Artist Statement
My work has been described as “some otherworldly mash-up of quilts and paintings and sculpture and something else altogether.” That “something else” is what I aim to discover through my work process.
My practice has developed through experimentation with a variety of processes and materials – felt, foil, and now paper. The play of materials and process, the conversation of materials with form, marks and color: these are my motivations for making art. I approach all of my work as abstract collage: compositions of differing elements that cohere into unique final forms. I work with layering, contrast, texture, and movement, as well as with mystery -- chance is an essential part of my process. Although my work is always abstract, my inspirations are wide-ranging -- from nature to fashion, world events, even outer space – and mostly hidden. While some recent work has moved toward narrative abstraction, the primary driver and motivation is my engagement with the materials themselves.
My current work consists of two distinct series that I continue to work on simultaneously. The Stories series invites speculation about the seen and unseen. Each work begins with a single gesture but with no preconception of final form. The Orbits series is unlike anything I’ve worked with before: it is based on a single form, the circle, and explores it in many variations. I see these two directions as related but dichotomous. The stories evolve from something inchoate and find their form. The orbits begin with a known form, and then evolve into unknown variations. These two series developed from an initial collage in which I experimented with a new set of materials. In addition to my primary use of printed magazine papers, I have been creating “prepared” papers, through rust and tea printing and a solvent process that transforms magazine papers into unexpected prints, neither of which allow total control over the results.
I begin a collage by laying down an initial paper and then build it from there, “finding” the color palette and compositional focus as I go. I layer the work with borrowed and original papers, as well as image transfer, ink or acrylic washes, and mark-making and toning with colored pencil and graphite. All of my recent work is on a support of translucent vellum. The brittle yet billowy quality of the sheets appeals to me like a skin. If the sheet buckles with the addition of water-based media, that creates a new texture that I can use. The translucency allows me to work on both sides of the sheets, enhancing the illusion of depth while offering another opportunity for chance results. The size and orientation of the support has become consistent over time and relates to my physical size and working space.
I used to feel constrained about titling my work. But over the past year, I’ve been using image transfers of magazine text as a form of mark-making in the background or field of the collages. I’ve found myself skimming the text passages for interesting phrases which, out of context, evoke qualities of the collages. These become my titles.

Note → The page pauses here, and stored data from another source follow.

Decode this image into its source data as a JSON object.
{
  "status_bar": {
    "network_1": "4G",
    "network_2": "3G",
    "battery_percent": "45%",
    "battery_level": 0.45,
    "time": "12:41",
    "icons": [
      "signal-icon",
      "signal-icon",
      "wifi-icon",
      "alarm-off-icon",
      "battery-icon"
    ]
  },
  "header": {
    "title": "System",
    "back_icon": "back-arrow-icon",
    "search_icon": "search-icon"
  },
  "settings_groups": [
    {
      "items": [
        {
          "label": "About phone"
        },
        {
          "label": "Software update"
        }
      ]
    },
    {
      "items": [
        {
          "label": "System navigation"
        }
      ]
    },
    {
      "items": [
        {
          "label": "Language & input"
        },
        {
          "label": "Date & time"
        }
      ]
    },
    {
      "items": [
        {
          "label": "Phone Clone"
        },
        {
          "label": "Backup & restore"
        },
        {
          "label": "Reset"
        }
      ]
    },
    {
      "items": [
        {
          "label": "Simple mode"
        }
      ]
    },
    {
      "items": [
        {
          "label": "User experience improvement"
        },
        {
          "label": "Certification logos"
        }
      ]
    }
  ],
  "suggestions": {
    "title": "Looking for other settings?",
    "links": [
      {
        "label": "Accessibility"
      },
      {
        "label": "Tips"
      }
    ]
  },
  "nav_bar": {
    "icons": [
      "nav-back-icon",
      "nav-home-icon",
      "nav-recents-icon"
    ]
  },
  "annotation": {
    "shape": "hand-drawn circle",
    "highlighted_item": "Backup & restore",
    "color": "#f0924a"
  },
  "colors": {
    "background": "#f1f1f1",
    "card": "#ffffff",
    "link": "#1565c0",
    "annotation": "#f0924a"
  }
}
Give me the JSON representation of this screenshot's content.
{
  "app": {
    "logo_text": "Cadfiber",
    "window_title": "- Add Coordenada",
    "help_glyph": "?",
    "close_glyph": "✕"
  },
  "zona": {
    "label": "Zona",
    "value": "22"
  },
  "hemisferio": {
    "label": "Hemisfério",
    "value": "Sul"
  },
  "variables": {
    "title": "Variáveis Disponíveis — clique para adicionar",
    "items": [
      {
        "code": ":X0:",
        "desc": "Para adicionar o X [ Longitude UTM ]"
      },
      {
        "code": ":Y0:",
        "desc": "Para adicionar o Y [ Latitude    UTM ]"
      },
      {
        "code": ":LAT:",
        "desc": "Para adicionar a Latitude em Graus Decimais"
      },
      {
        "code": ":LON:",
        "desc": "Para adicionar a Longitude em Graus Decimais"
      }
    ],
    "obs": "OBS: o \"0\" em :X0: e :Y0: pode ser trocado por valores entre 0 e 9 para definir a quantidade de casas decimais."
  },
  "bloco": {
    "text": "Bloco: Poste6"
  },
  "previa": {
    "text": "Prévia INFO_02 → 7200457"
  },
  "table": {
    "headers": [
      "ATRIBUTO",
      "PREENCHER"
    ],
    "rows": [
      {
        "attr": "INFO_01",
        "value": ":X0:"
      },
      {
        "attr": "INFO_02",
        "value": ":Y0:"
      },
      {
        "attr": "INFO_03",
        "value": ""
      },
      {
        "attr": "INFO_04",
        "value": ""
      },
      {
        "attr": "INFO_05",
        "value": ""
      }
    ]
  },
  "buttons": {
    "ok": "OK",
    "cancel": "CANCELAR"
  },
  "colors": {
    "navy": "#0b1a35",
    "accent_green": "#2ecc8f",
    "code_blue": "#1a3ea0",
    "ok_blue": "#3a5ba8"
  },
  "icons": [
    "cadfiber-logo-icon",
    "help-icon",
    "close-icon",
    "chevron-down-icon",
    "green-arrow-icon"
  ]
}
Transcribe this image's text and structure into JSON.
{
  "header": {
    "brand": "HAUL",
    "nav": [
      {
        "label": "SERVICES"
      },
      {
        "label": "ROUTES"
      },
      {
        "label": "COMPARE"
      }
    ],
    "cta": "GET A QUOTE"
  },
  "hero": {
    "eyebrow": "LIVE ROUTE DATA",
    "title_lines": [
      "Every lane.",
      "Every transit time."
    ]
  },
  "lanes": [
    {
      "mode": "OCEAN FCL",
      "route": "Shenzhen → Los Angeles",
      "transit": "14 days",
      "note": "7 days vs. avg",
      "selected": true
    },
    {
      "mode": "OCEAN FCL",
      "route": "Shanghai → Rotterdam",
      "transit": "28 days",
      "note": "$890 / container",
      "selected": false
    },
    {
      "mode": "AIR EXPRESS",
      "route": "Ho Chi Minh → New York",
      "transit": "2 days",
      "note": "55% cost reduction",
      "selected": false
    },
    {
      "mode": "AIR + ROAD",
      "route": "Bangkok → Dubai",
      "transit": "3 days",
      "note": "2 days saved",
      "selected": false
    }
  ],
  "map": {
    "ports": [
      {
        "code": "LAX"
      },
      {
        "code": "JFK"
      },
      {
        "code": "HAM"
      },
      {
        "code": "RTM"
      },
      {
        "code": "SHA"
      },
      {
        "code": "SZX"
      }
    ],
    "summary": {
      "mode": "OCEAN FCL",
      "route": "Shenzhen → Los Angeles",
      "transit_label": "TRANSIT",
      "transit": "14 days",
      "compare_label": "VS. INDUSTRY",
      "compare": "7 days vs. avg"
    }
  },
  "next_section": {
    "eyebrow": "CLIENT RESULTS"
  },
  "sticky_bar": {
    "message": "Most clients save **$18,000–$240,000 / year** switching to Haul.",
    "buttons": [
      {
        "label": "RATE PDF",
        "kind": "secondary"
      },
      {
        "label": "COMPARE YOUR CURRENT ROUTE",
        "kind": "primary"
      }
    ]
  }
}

I am a self-taught artist and have always invented my own ways of working. I first exhibited weavings in museums and galleries as part of the nascent fiber arts movement in the San Francisco Bay Area. I am also a landscape architect, and my work often creates a kind of landscape or topography. I now focus on my art practice full time from my studio in New York’s Hudson Valley. My award-winning work has been included in dozens of regional shows and in New York City, including regular showings at the Lockwood Gallery, Kingston. My story and orbits series were featured in my 2025 solo exhibition at the Woodstock Artists Association and Museum, Space/Place. I was the featured artist at Window on Hudson, in Hudson, New York, with my woven paper installation, “Peekaboo” in 2022. That year my studio was selected as one of the individual artist studio participants for Upstate Art Weekend. My collage, “New Alphabet,” was featured on the 2020 issue of the French literature journal, l’esprit createur.